Lelouchissime, c’es-à-dire nul !
Invraisemblable : la filmographie de Claude Lelouch doit bien compter 50 ou 60 titres et malgré les bides qui succèdent aux bides, il continue de tourner. Cela étant, il ne se fait plus d’illusion sur le succès de ses pensums puisqu’il offre l’entrée de ses dernières parutions aux spectateurs. Il y a quelque chose d’extraordinaire à ça, qui n’est possible que dans le système archi subventionné du cinéma français (quelquefois à bon escient, d’ailleurs) ; Jean-Pierre Mocky qui a connu la même diarrhée filmique est un autre exemple de l’utilisation du système.
En tout cas, lorsque j’écrirai ici la nécrologie de Lelouch (si vieux que je suis, il a tout de même dix ans de plus que moi), j’aurai bien du mal à trouver quelques qualités à sa filmographie. Je soustrais à ma hargne, naturellement, La bonne année qui est une sorte de miracle à la fois pour sa construction, son scénario et son interprétation. Mais j’y range le bien mièvre Un homme et une femme qui est une des prémisses de l’idéologie doucereuse qui règne aujourd’hui (des histoires enfantines pour adultes), l’ennuyeux Treize jours en France, le surévalué (qui se veut burlesque) L’aventure c’est l’aventure, le pesant Le chat et la souris. le prétentieux Itinéraire d’un enfant gâté, le verbeux Tout ça pour ça.

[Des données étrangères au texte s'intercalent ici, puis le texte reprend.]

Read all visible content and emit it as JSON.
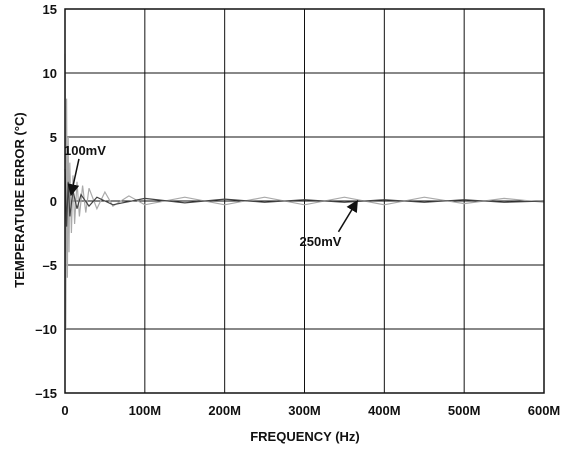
{
  "chart_data": {
    "type": "line",
    "title": "",
    "xlabel": "FREQUENCY (Hz)",
    "ylabel": "TEMPERATURE ERROR (°C)",
    "xlim": [
      0,
      600000000
    ],
    "ylim": [
      -15,
      15
    ],
    "grid": true,
    "x_ticks": [
      0,
      100000000,
      200000000,
      300000000,
      400000000,
      500000000,
      600000000
    ],
    "x_tick_labels": [
      "0",
      "100M",
      "200M",
      "300M",
      "400M",
      "500M",
      "600M"
    ],
    "y_ticks": [
      15,
      10,
      5,
      0,
      -5,
      -10,
      -15
    ],
    "y_tick_labels": [
      "15",
      "10",
      "5",
      "0",
      "–5",
      "–10",
      "–15"
    ],
    "series": [
      {
        "name": "100mV",
        "color": "#aaaaaa",
        "x": [
          0,
          1000000,
          2000000,
          3000000,
          4000000,
          5000000,
          6000000,
          8000000,
          10000000,
          12000000,
          15000000,
          18000000,
          22000000,
          26000000,
          30000000,
          40000000,
          50000000,
          60000000,
          80000000,
          100000000,
          150000000,
          200000000,
          250000000,
          300000000,
          350000000,
          400000000,
          450000000,
          500000000,
          550000000,
          600000000
        ],
        "values": [
          11.5,
          -10,
          8,
          -6,
          5,
          -4,
          3,
          -2.5,
          2,
          -1.8,
          1.5,
          -1.2,
          1.2,
          -0.9,
          1.0,
          -0.6,
          0.7,
          -0.4,
          0.4,
          -0.3,
          0.3,
          -0.3,
          0.3,
          -0.3,
          0.3,
          -0.3,
          0.3,
          -0.2,
          0.2,
          -0.1
        ]
      },
      {
        "name": "250mV",
        "color": "#444444",
        "x": [
          0,
          2000000,
          4000000,
          6000000,
          10000000,
          15000000,
          20000000,
          30000000,
          40000000,
          60000000,
          100000000,
          150000000,
          200000000,
          250000000,
          300000000,
          350000000,
          400000000,
          450000000,
          500000000,
          550000000,
          600000000
        ],
        "values": [
          2.5,
          -2,
          1.5,
          -1.2,
          0.8,
          -0.6,
          0.5,
          -0.4,
          0.3,
          -0.3,
          0.2,
          -0.15,
          0.15,
          -0.1,
          0.1,
          -0.1,
          0.1,
          -0.1,
          0.1,
          -0.1,
          0.0
        ]
      }
    ],
    "annotations": [
      {
        "text": "100mV",
        "x": 25000000,
        "y": 3.6,
        "arrow_to": {
          "x": 8000000,
          "y": 0.6
        }
      },
      {
        "text": "250mV",
        "x": 320000000,
        "y": -3.5,
        "arrow_to": {
          "x": 365000000,
          "y": -0.1
        }
      }
    ]
  }
}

Je n’ai pas vu grand chose du cinéma de Lelouch (à peu près tout ce que je cite supra) mais tout ce que j’ai regardé m’a confirmé dans la certitude que c’est une outre gonflée par on ne sait quel vent, qui survit comme un ballon de baudruche lancé au vent capricieux, qui évite miraculeusement toutes les aspérités, gambade et caracole, sautille et brinquebale, s’envole n’importe où ; avant sûrement de se dégonfler piteusement.
Viva la vie, en 1984, date encore de l’époque où Claude Lelouch était pris, par le public, au sérieux. D’ailleurs le réalisateur parvient à réunir sur l’écran des acteurs dont on n’imaginait pas la présence : des acteurs solides, brillants, talentueux ; des gens qui n’étaient pas forcément des copains du réalisateur ou des comédiens essoufflés ou de troisième rang. Dans Viva la vie il y a tout de même Michel Piccoli, Jean-Louis Trintignant, Charles Aznavour ; et la superbe Charlotte Rampling ; et aussi celui qui fut une grande vedette des années d’avant, Raymond Pellegrin.
Tout ça pour ça !, pourrait-on dire en parodiant le réalisateur ; et de fait, Viva la vie, c’est minuscule, c’est ridicule, ce n’est rien. C’est une sorte de récit qui se veut subtil et grave, intelligent et grandiose ; c’est une sorte de gloubi-glouba qui met aux premiers plans les risques qu’affronte le monde et l’intervention des extra-terrestres, dans une sorte de mixture indigeste au demeurant peu compréhensible.
Je suis à peu près certain n’avoir rien compris au film ; je ne suis pas certain que ce soit bien important : ça va, ça vogue, ça oscille n’importe comment, n’importe où et les bons acteurs évoqués ci-dessus font tout ce qu’ils peuvent pour écoper, lors du naufrage, les vagues d’eau qui ont tendance à envahir le pont du navire.
L’utilité est, comme par principe, Lelouchienne : filmer semble être au metteur en scène une telle volupté que le réalisateur fait ce qu’il veut, sans se préoccuper d’autre chose. Tout cela serait tout à fait admirable – en tout cas admissible – s’il y avait par derrière un peu davantage.
Mais il n’y a rien : c’est triste et c’est pauvre. On se demande qui est allé voir ça. Et surtout qui a apprécié le film. Car il paraît qu’il y en a eu.